= John Fitzgerald (soldier) =

American soldier born in 1817

John Fitzgerald was an American soldier, born in Cook County, Illinois in about 1817. He fought at the Siege of Pueblo de Taos, February 3–5, 1847, during the Taos Revolt. Following that fight, on February 8, he assassinated "Tomascito" Romero, one of the leaders of the revolt.
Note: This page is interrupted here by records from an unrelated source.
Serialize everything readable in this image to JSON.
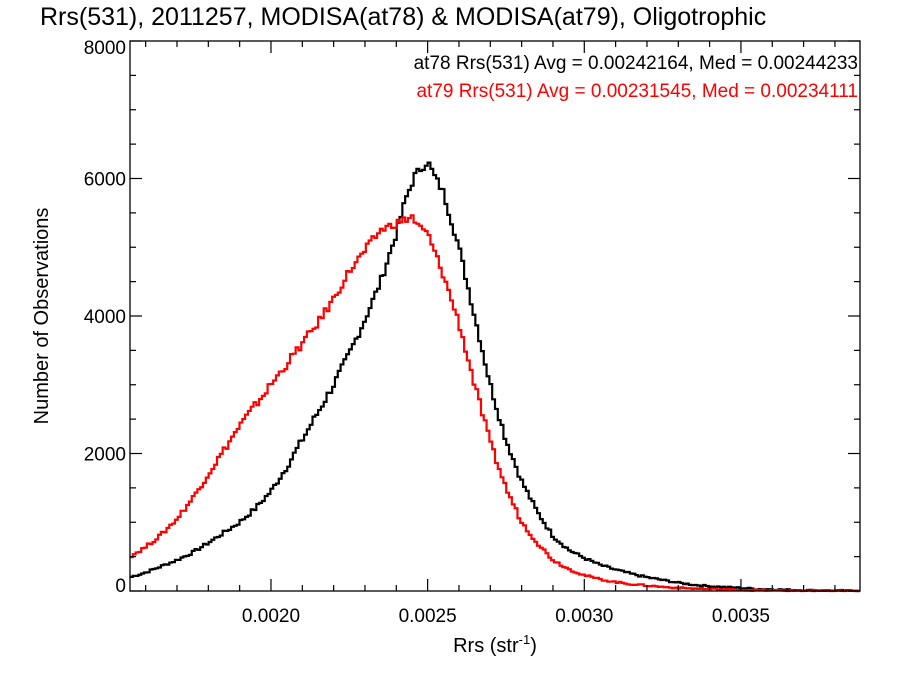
{
  "chart_data": {
    "type": "line",
    "title": "Rrs(531), 2011257, MODISA(at78) & MODISA(at79), Oligotrophic",
    "xlabel": "Rrs (str",
    "xlabel_sup": "-1",
    "xlabel_close": ")",
    "ylabel": "Number of Observations",
    "xlim": [
      0.00155,
      0.00388
    ],
    "ylim": [
      0,
      8000
    ],
    "xticks": [
      {
        "value": 0.002,
        "label": "0.0020"
      },
      {
        "value": 0.0025,
        "label": "0.0025"
      },
      {
        "value": 0.003,
        "label": "0.0030"
      },
      {
        "value": 0.0035,
        "label": "0.0035"
      }
    ],
    "yticks": [
      {
        "value": 0,
        "label": "0"
      },
      {
        "value": 2000,
        "label": "2000"
      },
      {
        "value": 4000,
        "label": "4000"
      },
      {
        "value": 6000,
        "label": "6000"
      },
      {
        "value": 8000,
        "label": "8000"
      }
    ],
    "x_minor_step": 0.0001,
    "y_minor_step": 500,
    "grid": false,
    "legend_position": "top-right",
    "series": [
      {
        "name": "at78 Rrs(531) Avg = 0.00242164, Med = 0.00244233",
        "color": "#000000",
        "x": [
          0.00155,
          0.0016,
          0.00165,
          0.0017,
          0.00175,
          0.0018,
          0.00185,
          0.0019,
          0.00195,
          0.002,
          0.00205,
          0.0021,
          0.00215,
          0.0022,
          0.00225,
          0.0023,
          0.00235,
          0.0024,
          0.00243,
          0.00246,
          0.00248,
          0.0025,
          0.00252,
          0.00255,
          0.0026,
          0.00265,
          0.0027,
          0.00275,
          0.0028,
          0.00285,
          0.0029,
          0.00295,
          0.003,
          0.00305,
          0.0031,
          0.00315,
          0.0032,
          0.00325,
          0.0033,
          0.00335,
          0.0034,
          0.00345,
          0.0035,
          0.00355,
          0.0036,
          0.00365,
          0.0037,
          0.00375,
          0.0038,
          0.00385,
          0.00388
        ],
        "y": [
          200,
          270,
          360,
          450,
          560,
          700,
          850,
          1000,
          1200,
          1450,
          1800,
          2200,
          2600,
          3000,
          3450,
          3950,
          4500,
          5200,
          5700,
          6050,
          6150,
          6250,
          6050,
          5800,
          5000,
          4000,
          3000,
          2200,
          1600,
          1150,
          800,
          600,
          480,
          380,
          310,
          250,
          200,
          160,
          120,
          90,
          70,
          55,
          45,
          30,
          25,
          18,
          12,
          8,
          6,
          4,
          3
        ]
      },
      {
        "name": "at79 Rrs(531) Avg = 0.00231545, Med = 0.00234111",
        "color": "#ff0000",
        "x": [
          0.00155,
          0.0016,
          0.00165,
          0.0017,
          0.00175,
          0.0018,
          0.00185,
          0.0019,
          0.00195,
          0.002,
          0.00205,
          0.0021,
          0.00215,
          0.0022,
          0.00225,
          0.0023,
          0.00235,
          0.0024,
          0.00243,
          0.00245,
          0.00247,
          0.0025,
          0.00255,
          0.0026,
          0.00265,
          0.0027,
          0.00275,
          0.0028,
          0.00285,
          0.0029,
          0.00295,
          0.003,
          0.00305,
          0.0031,
          0.00315,
          0.0032,
          0.00325,
          0.0033,
          0.00335,
          0.0034,
          0.00345,
          0.0035,
          0.00355,
          0.0036,
          0.00365,
          0.0037,
          0.00375,
          0.0038,
          0.00385,
          0.00388
        ],
        "y": [
          500,
          640,
          820,
          1050,
          1350,
          1700,
          2050,
          2400,
          2700,
          3000,
          3300,
          3600,
          3900,
          4250,
          4650,
          4950,
          5250,
          5350,
          5400,
          5450,
          5300,
          5200,
          4600,
          3900,
          3000,
          2150,
          1500,
          1000,
          700,
          450,
          320,
          230,
          170,
          130,
          100,
          80,
          60,
          45,
          35,
          28,
          22,
          16,
          12,
          9,
          7,
          5,
          4,
          3,
          2,
          1
        ]
      }
    ]
  }
}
He enlisted in Company C of Kearney's 1st Dragoons on August 6, 1844, and was described as, "27 years old, 5 feet 9 inches tall, with brown hair, dark eyes and fair complexion." He moved west with the army during the Mexican–American War in 1846. He was a member of Captain John Burgwin's dragoons and would have taken part in the Battle of Embudo Pass. During the siege of Taos Pueblo, "Burgwin's dismounted dragoons were ordered to charge through galling fire from the loopholes and secure lodgment against the west wall of the church." Eventually a rupture in the walls was created, where the "first two Americans who entered the breach fell dead, the third was unhurt, the fourth killed, and Fitz (Fitzgerald) was the fifth."
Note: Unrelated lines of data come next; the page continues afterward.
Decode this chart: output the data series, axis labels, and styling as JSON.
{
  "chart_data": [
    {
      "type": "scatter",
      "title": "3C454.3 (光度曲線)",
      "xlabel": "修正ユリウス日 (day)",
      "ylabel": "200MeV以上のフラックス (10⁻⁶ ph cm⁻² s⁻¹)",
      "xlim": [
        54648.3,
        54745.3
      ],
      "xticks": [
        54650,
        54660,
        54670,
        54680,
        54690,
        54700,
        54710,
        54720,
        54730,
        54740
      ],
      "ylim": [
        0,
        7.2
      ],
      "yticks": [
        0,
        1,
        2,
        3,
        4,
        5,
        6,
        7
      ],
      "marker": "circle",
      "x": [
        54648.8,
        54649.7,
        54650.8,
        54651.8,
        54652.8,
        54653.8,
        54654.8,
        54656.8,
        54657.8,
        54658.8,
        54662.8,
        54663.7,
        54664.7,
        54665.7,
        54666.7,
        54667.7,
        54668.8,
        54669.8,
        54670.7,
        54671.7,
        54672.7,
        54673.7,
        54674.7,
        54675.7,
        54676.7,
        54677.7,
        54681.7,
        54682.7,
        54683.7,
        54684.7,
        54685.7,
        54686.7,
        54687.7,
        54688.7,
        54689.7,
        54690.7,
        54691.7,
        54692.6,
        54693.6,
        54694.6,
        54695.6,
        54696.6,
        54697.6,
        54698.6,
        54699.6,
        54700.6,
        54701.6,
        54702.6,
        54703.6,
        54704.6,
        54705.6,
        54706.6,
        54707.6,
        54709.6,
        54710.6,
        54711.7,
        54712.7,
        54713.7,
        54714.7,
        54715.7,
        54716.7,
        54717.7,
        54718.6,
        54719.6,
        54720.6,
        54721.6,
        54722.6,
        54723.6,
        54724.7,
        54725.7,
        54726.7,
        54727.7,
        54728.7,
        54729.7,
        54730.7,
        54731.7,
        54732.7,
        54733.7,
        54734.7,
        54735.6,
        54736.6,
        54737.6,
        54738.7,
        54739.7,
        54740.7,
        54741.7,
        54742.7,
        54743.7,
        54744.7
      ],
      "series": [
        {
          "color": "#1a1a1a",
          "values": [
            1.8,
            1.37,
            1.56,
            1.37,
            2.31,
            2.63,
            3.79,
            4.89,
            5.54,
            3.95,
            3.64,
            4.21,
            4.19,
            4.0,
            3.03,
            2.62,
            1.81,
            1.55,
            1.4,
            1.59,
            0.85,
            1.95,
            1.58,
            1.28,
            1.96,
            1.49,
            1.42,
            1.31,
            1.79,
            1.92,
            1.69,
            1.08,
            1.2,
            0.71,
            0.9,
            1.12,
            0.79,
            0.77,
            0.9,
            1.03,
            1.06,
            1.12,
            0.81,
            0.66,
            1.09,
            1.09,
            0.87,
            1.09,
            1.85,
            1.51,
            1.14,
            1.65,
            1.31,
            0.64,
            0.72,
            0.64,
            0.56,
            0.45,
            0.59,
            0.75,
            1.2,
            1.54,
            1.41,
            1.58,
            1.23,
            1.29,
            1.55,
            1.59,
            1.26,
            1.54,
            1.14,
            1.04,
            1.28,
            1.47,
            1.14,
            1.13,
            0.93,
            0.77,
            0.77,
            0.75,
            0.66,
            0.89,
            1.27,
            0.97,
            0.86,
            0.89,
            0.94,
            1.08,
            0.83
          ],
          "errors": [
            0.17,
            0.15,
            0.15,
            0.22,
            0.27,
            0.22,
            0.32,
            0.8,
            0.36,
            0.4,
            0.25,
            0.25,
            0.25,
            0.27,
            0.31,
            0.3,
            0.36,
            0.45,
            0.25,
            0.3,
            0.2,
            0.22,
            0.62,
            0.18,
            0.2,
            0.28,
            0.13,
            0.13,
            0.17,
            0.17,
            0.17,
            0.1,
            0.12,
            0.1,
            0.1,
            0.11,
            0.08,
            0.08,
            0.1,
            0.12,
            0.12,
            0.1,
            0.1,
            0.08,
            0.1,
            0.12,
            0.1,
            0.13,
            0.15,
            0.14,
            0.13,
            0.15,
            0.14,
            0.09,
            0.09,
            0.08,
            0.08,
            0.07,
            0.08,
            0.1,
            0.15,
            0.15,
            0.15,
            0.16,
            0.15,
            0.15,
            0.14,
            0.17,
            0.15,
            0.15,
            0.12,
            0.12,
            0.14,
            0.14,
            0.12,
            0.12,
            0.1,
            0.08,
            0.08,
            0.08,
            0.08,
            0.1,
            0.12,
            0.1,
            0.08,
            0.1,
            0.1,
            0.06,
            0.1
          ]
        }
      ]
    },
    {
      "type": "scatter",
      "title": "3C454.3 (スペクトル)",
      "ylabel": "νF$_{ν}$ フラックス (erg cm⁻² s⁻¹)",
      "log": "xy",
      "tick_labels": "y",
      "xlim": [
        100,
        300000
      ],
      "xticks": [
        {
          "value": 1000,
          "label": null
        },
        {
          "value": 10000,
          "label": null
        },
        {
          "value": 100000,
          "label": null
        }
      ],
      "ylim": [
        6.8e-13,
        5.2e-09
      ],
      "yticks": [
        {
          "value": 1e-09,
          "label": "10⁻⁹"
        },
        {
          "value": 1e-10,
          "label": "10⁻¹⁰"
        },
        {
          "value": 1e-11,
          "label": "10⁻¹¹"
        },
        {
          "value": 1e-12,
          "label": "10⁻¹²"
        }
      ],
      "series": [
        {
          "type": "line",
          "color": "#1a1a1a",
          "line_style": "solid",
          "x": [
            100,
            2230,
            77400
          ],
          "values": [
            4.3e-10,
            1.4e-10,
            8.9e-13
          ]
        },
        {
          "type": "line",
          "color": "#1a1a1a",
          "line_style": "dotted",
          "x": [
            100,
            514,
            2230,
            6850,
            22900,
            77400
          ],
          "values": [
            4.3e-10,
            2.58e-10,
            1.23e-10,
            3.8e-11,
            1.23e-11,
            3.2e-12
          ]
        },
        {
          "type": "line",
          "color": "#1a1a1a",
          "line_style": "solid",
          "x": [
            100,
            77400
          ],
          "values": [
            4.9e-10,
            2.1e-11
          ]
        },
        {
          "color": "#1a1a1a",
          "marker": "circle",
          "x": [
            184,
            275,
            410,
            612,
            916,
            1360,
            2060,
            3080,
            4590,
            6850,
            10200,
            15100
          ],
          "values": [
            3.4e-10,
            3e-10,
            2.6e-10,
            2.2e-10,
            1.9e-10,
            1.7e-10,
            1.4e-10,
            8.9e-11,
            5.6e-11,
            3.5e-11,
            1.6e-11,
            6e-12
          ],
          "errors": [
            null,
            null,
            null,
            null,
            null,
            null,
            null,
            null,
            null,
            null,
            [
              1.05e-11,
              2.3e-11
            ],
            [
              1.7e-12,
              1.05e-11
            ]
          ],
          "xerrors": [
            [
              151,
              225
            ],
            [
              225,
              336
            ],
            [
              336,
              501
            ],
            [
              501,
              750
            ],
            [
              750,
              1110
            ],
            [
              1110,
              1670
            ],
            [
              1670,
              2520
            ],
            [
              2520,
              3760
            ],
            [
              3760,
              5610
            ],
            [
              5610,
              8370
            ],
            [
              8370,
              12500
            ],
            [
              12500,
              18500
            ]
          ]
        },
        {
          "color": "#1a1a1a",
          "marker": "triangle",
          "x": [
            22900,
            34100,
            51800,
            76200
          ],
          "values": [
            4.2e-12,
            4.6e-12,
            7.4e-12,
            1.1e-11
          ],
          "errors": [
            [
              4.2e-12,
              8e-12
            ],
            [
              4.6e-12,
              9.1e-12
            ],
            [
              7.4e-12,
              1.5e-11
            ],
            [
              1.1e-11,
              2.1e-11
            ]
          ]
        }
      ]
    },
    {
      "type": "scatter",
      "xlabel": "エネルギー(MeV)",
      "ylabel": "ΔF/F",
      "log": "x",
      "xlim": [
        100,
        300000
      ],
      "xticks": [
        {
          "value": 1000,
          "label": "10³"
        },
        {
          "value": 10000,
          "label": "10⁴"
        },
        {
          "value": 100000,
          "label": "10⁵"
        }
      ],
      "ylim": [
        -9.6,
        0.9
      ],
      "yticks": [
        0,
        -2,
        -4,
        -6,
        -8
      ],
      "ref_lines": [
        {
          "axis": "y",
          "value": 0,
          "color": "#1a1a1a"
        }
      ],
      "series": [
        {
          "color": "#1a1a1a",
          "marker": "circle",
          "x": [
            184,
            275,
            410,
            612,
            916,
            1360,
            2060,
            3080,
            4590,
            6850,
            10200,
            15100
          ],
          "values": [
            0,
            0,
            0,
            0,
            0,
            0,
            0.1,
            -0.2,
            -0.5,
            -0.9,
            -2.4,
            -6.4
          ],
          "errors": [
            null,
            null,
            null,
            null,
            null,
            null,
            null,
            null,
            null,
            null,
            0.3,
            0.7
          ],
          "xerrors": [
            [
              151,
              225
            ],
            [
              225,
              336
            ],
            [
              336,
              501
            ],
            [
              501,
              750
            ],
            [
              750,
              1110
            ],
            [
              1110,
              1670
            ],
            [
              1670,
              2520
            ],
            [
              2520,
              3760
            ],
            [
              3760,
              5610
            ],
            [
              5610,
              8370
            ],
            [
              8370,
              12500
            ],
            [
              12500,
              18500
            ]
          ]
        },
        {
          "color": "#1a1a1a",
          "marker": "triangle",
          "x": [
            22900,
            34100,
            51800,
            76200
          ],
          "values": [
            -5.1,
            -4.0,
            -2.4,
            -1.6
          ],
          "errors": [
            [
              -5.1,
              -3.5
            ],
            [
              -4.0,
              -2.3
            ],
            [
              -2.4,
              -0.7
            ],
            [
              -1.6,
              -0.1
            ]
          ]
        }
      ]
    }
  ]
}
As part of the surrender agreement, the pueblos agreed to turn over a few of the leaders of the revolt and one of them, Tomás Romero, was jailed in Taos. The American soldiers were given free access to the prisoner and on February 8, Fitzgerald entered the jail, pulled out a pistol and shot Romero, killing him instantly. "For this cold-blooded act" he was immediately apprehended and was locked up in a windowless room. That night, after complaining about the cold, he was supplied with enough fire wood that he was able to create a pile that allowed him to remove enough of the ceiling that he could crawl through and escape. He returned to his unit where he received some supplies and from there he headed north from Santa Fe, eventually reaching Colorado where he met up with Ceran St. Vrain and Lewis Garrard, the latter of whom wrote one of the surviving accounts about Fitzgerald. From there he disappears from history, though he was given a dishonorable discharge from the army in Albuquerque, New Mexico on March 18, 1847. There appears to have been no attempt made to bring him to justice for murdering Romero.

==Motivation==
Fitzgerald explained to Gerrard after the killing of Romero that he did it because "his brother having been murdered by Salazar while a prisoner in the Texas expedition against Santa Fe, he swore vengeance and entered the service with the hope of accomplishing it." Durand (who identified who the murderer "Fitzgerald" was) examined this claim and discovered that there was an Archibald Fitzgerald who died during the Texas Santa Fe expedition.